This is a well-written post. I agree that “friction” involved with small changes and incompatibility with some Linux binaries are significant downsides. I think NixOS makes a lot of sense for development environments, but it’s not my preference for a personal device
Personally, the stepping stone I needed to know about is Nix Home-Manager, which basically allows you to manage your dotfiles independent of the distro. From what I understand, if I do switch to NixOS, I'll continue using this code with just some minor tweaks.
But yeah, I agree with the verdict in the post. I like it a lot, but I would not have made it past the initial learning curve, if I didn't happen to be a software engineer. Sysadmins will probably be able to figure out how to put it to use, too. But it's just not for non-technical Linux users.
Untrue. I came from windows, to Linux mint, then now I daily nix. I'm an average person who prefers to be terminal hands off. I did a full custom install from my mint setup to nix, apps, luks, the entire swap and booted as if I never left basically. I faltered a few times and had to select previous generations in my boot menu but honestly it'd because somehow I fucked up my UUIDs. The learning curve is there but let me assure you it's minimal in terms of linux, and it's dead stable because nothing changes without you doing it. In 1000 years it should still be running Unadultered.

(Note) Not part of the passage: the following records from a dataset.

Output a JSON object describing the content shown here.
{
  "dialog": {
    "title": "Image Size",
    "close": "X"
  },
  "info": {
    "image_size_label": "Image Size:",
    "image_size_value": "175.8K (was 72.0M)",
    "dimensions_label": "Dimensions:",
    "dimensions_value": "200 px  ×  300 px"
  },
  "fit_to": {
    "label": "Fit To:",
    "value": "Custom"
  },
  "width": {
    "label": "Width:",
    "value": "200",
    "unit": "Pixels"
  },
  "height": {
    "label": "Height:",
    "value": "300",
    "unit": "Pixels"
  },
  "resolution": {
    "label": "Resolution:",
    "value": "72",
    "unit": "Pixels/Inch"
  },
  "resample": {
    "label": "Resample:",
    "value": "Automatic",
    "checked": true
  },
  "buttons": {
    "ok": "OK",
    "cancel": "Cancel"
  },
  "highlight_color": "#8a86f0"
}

For rollbacks, I've been using Timeshift in Mint, and it has worked brilliantly.
I wonder why nobody has created a simple gui for Nixconfig.
Someone has done just that: https://github.com/snowfallorg/nixos-conf-editor It is part of https://snowflakeos.org/, though I don't know about its developments atm.
Something like this is really hard to make a gui for. I suppose a GUI would only be useful for discovering config values?
Either way, a gui would likely look like YAST on OpenSuse.